One major factor many individuals forget to consider when devising their divorce settlements is the liquidity of certain assets.

For example, a checking account with any amount of funds is extremely liquid, meaning it can be quickly converted to cash on hand as need be.

On the other hand, something like a house is generally non-liquid considering the conversion to cash would be a lengthy or expensive endeavor.

Another major problem when considering a fair divorce settlement is the effect of capital gains. Capital gains refer to the positive change in value on certain possessions.

After the divorce settlement is devised, the individual receives an asset.
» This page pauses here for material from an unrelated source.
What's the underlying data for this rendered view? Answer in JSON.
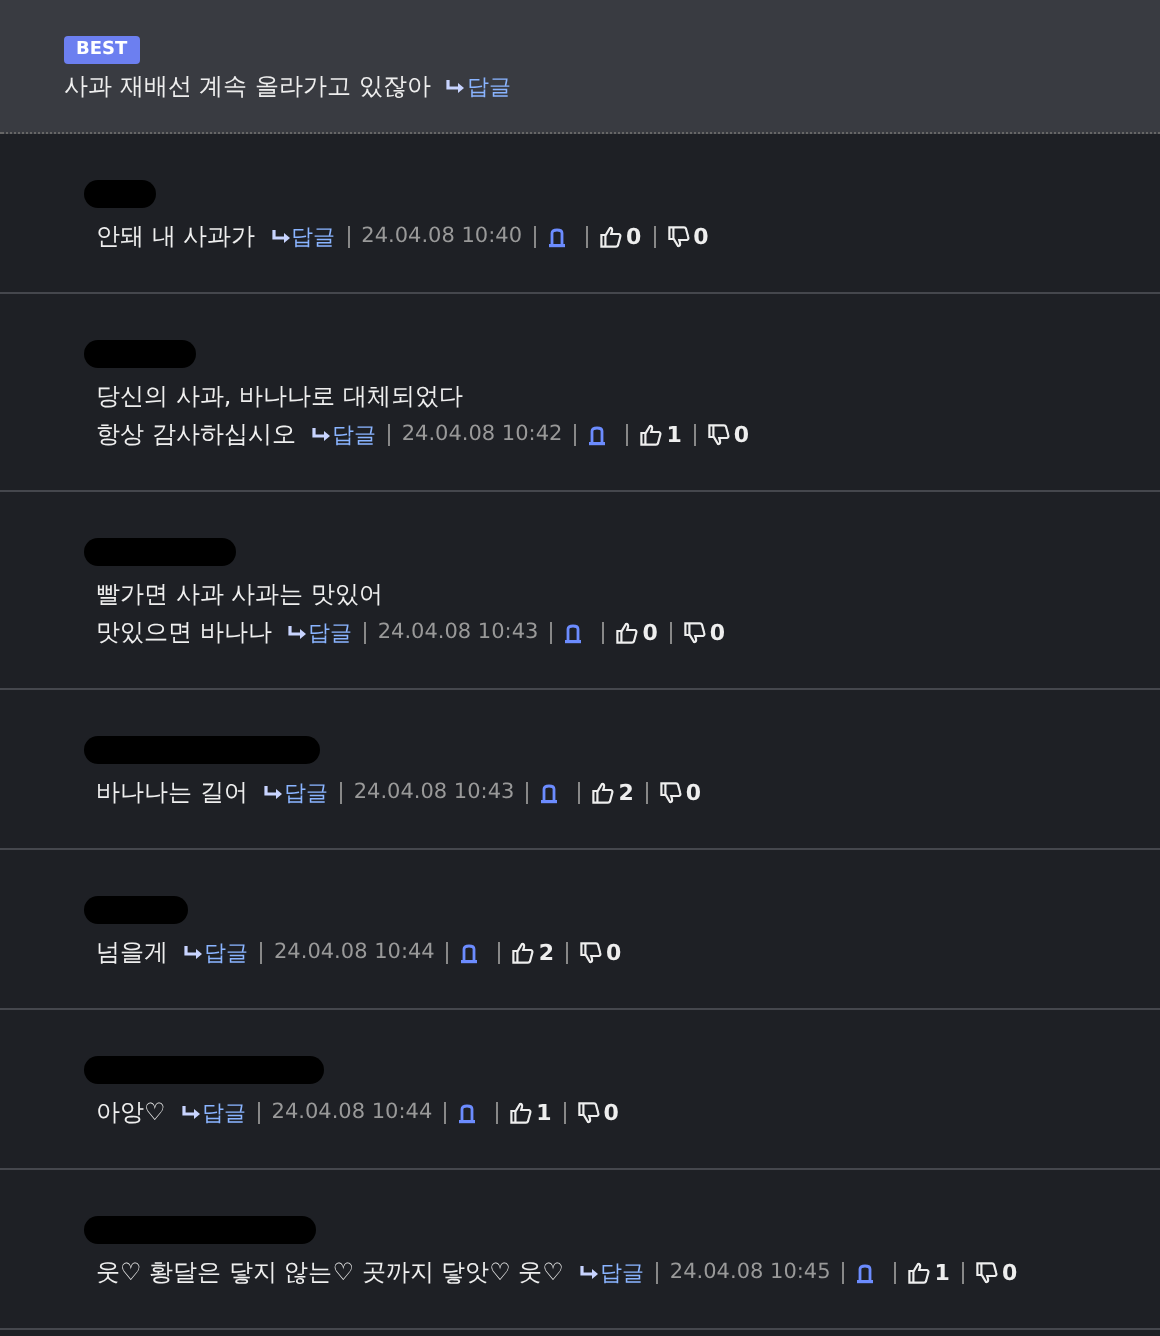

For example, a house or a car will be taxed on any capital gains; many will relinquish the possession of the house for this reason bringing the other to face taxes they did not expect when originally creating the divorce settlement.

Among several other important situations to consider when making divorce settlements in the proper execution of an Independent Retirement Account (IRA).

Oftentimes, this will need to be split in a divorce settlement.

The transfer of these funds to a non-IRA or special account made for transfer to an ex-spouse the original transfer will be taxed heavily bringing the expected amount from the divorce settlement notably lower.

A final consideration is the availability of hidden assets and many couples break up from mistrust and this fact does not end with the decision to divorce.

If a settlement fails to recognize any hidden assets and they are discovered at a later date, the divorce settlement will not change.

Divorce settlements aim to split all assets and funds evenly between the two parties. Individuals engaged in a marriage generally fail to imagine the possibility of divorce and try to work hand in hand on things in non-recognition of future divorce settlements that will boil everything down into dollars and cents.